Nov 17, 2010 - Ciara Bryne - Venture Beat

The super grid, the theme of VentureBeat’s next GreenBeat conference, involves a bewildering array of technologies and companies from industry behemoths like GE and Cisco to disruptive young startups. Together, they’re taking existing efforts to build a smart power grid to the next level. With billions of dollars of untapped potential in the profitable collision of information technology, energy, and cleantech, it’s no wonder so many pioneers are staking out territory.

In this article, we cover the major fields of super-grid opportunity and the companies, large and small, playing in them. It’s not an exhaustive list, but rather a guide to the companies we believe are currently best positioned to charge up the super grid.

Power generation
One of the biggest challenges for the super grid is integrating sources of renewable energy like wind and solar power. The current electricity grid is most efficient when the power is being consumed at the same time that it is generated and when supply and demand are steady. With renewables, supply peaks unevenly since energy is not generated at a constant rate or at all times of the day.

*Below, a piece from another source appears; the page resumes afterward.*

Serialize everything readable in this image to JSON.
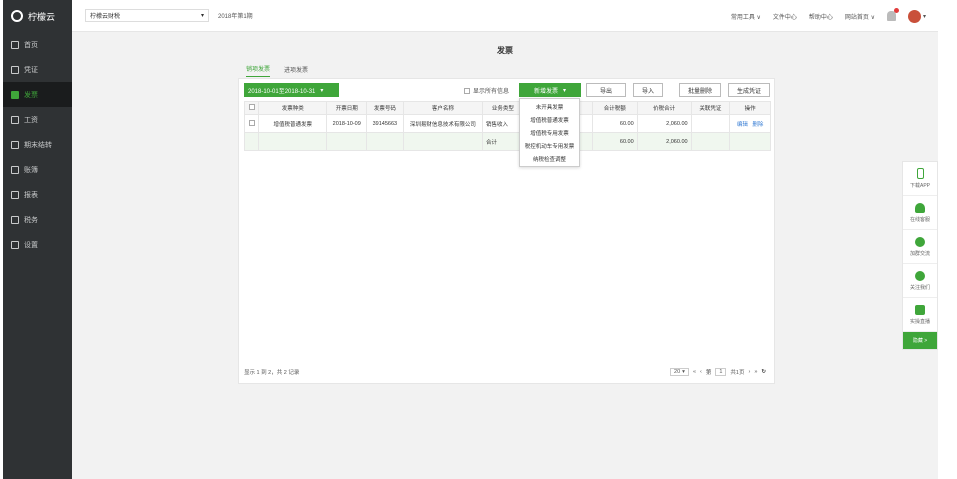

Many small local sources of energy like homeowners selling back energy to the grid may also become available. A connected collection of these sources is called a microgrid and can be managed like a virtual power station.

The market for software to integrate renewables and microgrids with existing power generation seems to be at an early stage. Gridpoint delivers a suite of smart grid applications that aggregate and manage distributed sources of load, generation and storage including integration of renewables and electric vehicles. Homer Energy provides modelling software to analyze and optimize power grids that incorporate high penetrations of renewable energy sources. Balance Energy produces microgrid and renewable generation solutions which integrate and aggregate distributed generation and storage resources.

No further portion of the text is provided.